Надо отдать должное Элеоноре, она собралась, пришла в себя.

Мы загрузились в Пашкину «девятку», и он повез нас куда-то, как оказалось, в районный отдел милиции.

Там Егоров предъявил удостоверение, нас провели в кабинет дежурного следователя, Элеоноре дали ручку, бумагу и предложили написать все, что произошло.

Она писала, роняла на лист слезы, размазывала их и переписывала заново. На всю процедуру ушел примерно час. Потом Элеонора составляла словесный портрет Никифорова, а я пошла в машину к Бильбо.

Была уже глубокая ночь, когда мы отвезли Элю домой.

– Как ты думаешь, с этим Никифоровым все в порядке? Или его правда убили?

– По-моему, это брачный аферист, и только такая дурочка, как Элеонора, может думать, что он ждал ее с дочкой.

– Паш, – я зажмурилась и потрясла головой, – как брачный аферист? Это же не день и не два продолжалось, она беременна от него.

– А как ты думала? Ему пришлось напрячься, у нее же ничего нет, кроме квартиры. Представляешь, как надо постараться, чтобы она ее продала?

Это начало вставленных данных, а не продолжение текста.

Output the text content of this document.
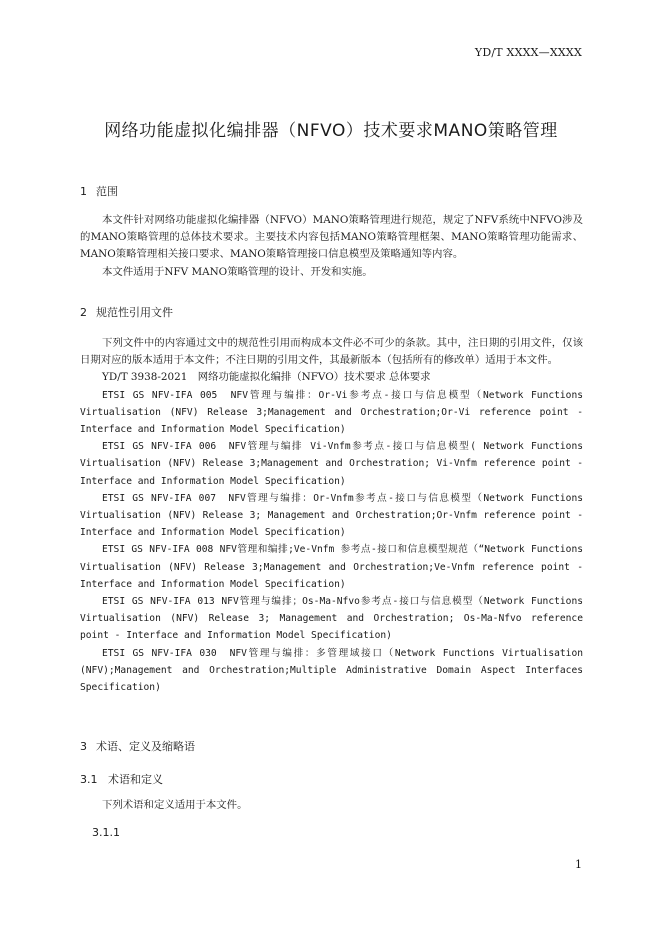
YD/T XXXX—XXXX
网络功能虚拟化编排器（NFVO）技术要求MANO策略管理
1 范围

本文件针对网络功能虚拟化编排器（NFVO）MANO策略管理进行规范，规定了NFV系统中NFVO涉及的MANO策略管理的总体技术要求。主要技术内容包括MANO策略管理框架、MANO策略管理功能需求、MANO策略管理相关接口要求、MANO策略管理接口信息模型及策略通知等内容。

本文件适用于NFV MANO策略管理的设计、开发和实施。

2 规范性引用文件

下列文件中的内容通过文中的规范性引用而构成本文件必不可少的条款。其中，注日期的引用文件，仅该日期对应的版本适用于本文件；不注日期的引用文件，其最新版本（包括所有的修改单）适用于本文件。

YD/T 3938-2021　网络功能虚拟化编排（NFVO）技术要求 总体要求

ETSI GS NFV-IFA 005　NFV管理与编排：Or-Vi参考点-接口与信息模型（Network Functions Virtualisation (NFV) Release 3;Management and Orchestration;Or-Vi reference point - Interface and Information Model Specification)

ETSI GS NFV-IFA 006　NFV管理与编排 Vi-Vnfm参考点-接口与信息模型( Network Functions Virtualisation (NFV) Release 3;Management and Orchestration; Vi-Vnfm reference point - Interface and Information Model Specification)

ETSI GS NFV-IFA 007　NFV管理与编排：Or-Vnfm参考点-接口与信息模型（Network Functions Virtualisation (NFV) Release 3; Management and Orchestration;Or-Vnfm reference point - Interface and Information Model Specification)

ETSI GS NFV-IFA 008 NFV管理和编排;Ve-Vnfm 参考点-接口和信息模型规范（“Network Functions Virtualisation (NFV) Release 3;Management and Orchestration;Ve-Vnfm reference point -Interface and Information Model Specification)

ETSI GS NFV-IFA 013 NFV管理与编排；Os-Ma-Nfvo参考点-接口与信息模型（Network Functions Virtualisation (NFV) Release 3; Management and Orchestration; Os-Ma-Nfvo reference point - Interface and Information Model Specification)

ETSI GS NFV-IFA 030　NFV管理与编排：多管理域接口（Network Functions Virtualisation (NFV);Management and Orchestration;Multiple Administrative Domain Aspect Interfaces Specification)

3 术语、定义及缩略语
3.1 术语和定义

下列术语和定义适用于本文件。

3.1.1
1
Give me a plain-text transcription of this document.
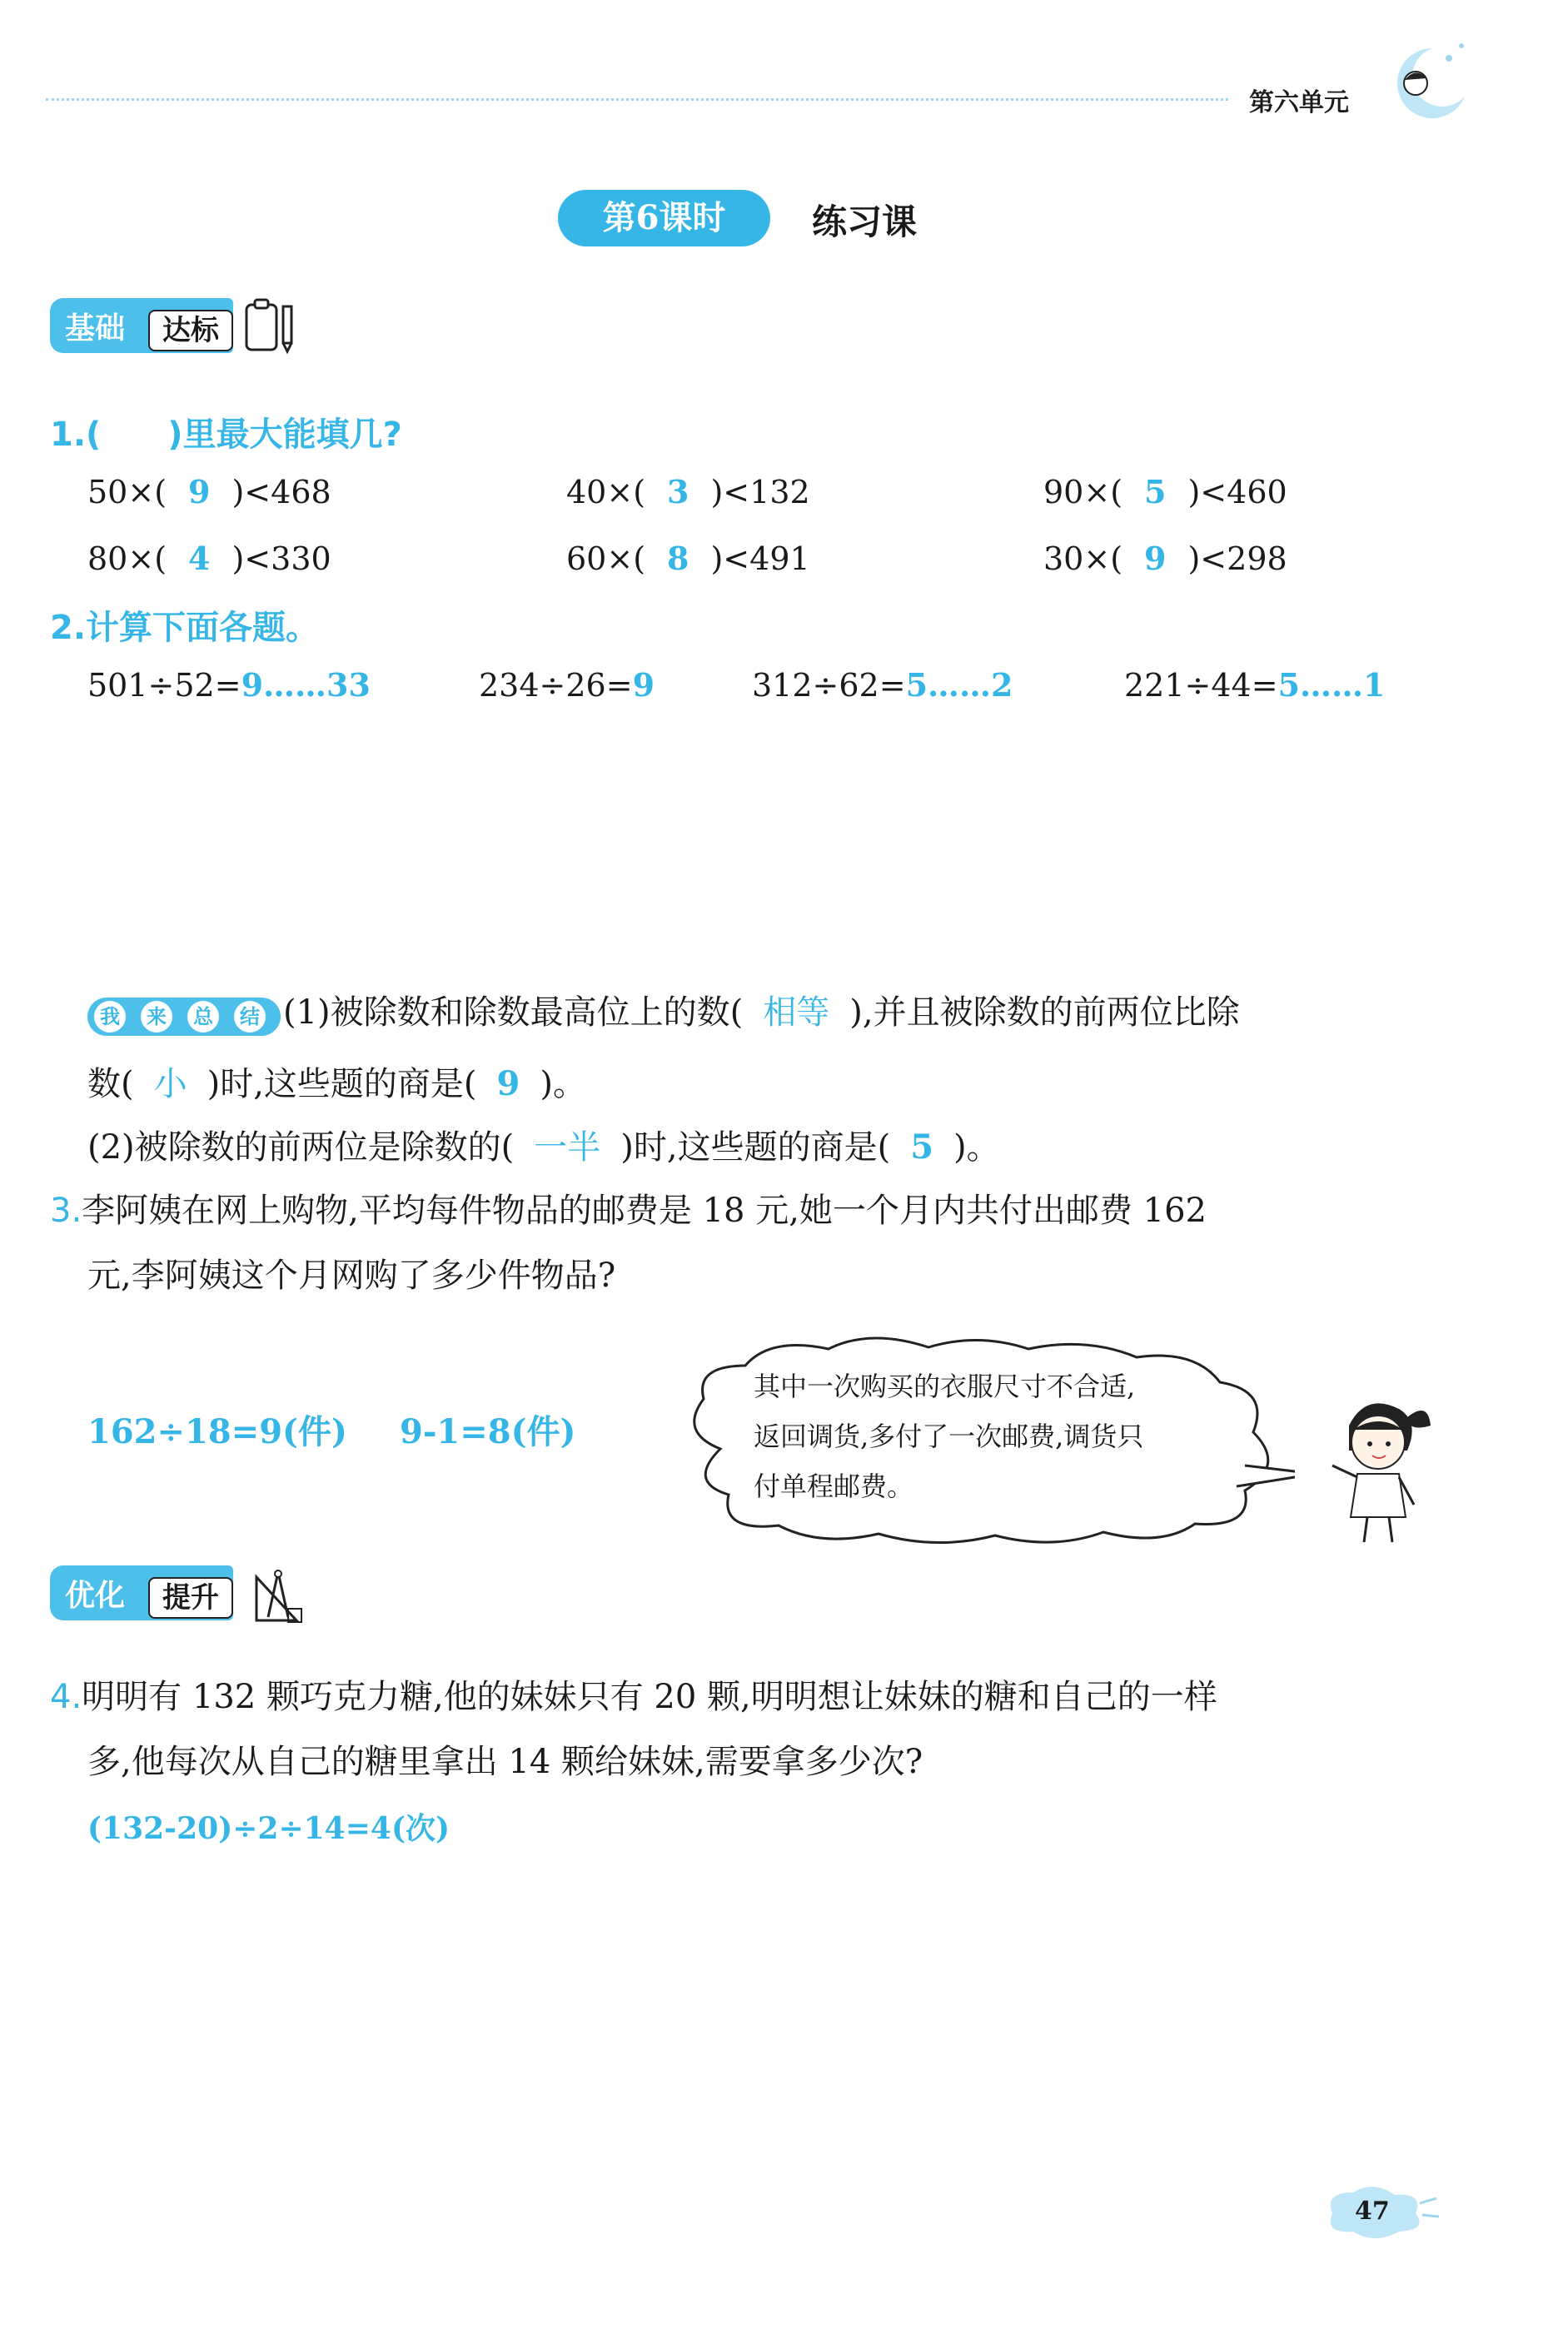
第六单元
第6课时	练习课
基础	达标
1.(　　)里最大能填几?
50×( 9 )<468	40×( 3 )<132	90×( 5 )<460
80×( 4 )<330	60×( 8 )<491	30×( 9 )<298
2.计算下面各题。
501÷52=9……33	234÷26=9	312÷62=5……2	221÷44=5……1
我 来 总 结 (1)被除数和除数最高位上的数( 相等 ),并且被除数的前两位比除
数( 小 )时,这些题的商是( 9 )。
(2)被除数的前两位是除数的( 一半 )时,这些题的商是( 5 )。
3.李阿姨在网上购物,平均每件物品的邮费是 18 元,她一个月内共付出邮费 162
元,李阿姨这个月网购了多少件物品?
162÷18=9(件) 9-1=8(件)
其中一次购买的衣服尺寸不合适,
返回调货,多付了一次邮费,调货只
付单程邮费。
优化	提升
4.明明有 132 颗巧克力糖,他的妹妹只有 20 颗,明明想让妹妹的糖和自己的一样
多,他每次从自己的糖里拿出 14 颗给妹妹,需要拿多少次?
(132-20)÷2÷14=4(次)
47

– Вот квартира и не продавалась поэтому, – поразилась я своей догадке, – это точно, ангел-хранитель пытался ее уберечь!

– Куда ангелу-хранителю против такого беса, – мрачно бросил Егоров.

– Или психа.

– Одно другому не мешает.

– Может, его все-таки убили? – с надеждой спросила я.

– Добрая девочка.

– Мне кажется, хоронить иллюзии страшней, чем человека.

– Вот ты, значит, как? То есть ты скорее меня похоронишь, чем свои иллюзии?

– Именно.

Егоров бросил руль, наклонился ко мне и поцеловал. Я рассыпалась на мелкие части, а он уже смотрел на дорогу и скалился во весь рот.

– Паш, надо найти водителя автобуса, вдруг он знаком с Никифоровым и знает, где его искать. А если Никифоров убит, то ниточки опять-таки могут тянуться к водителю автобуса. Ведь больше никто не знал, что он везет деньги.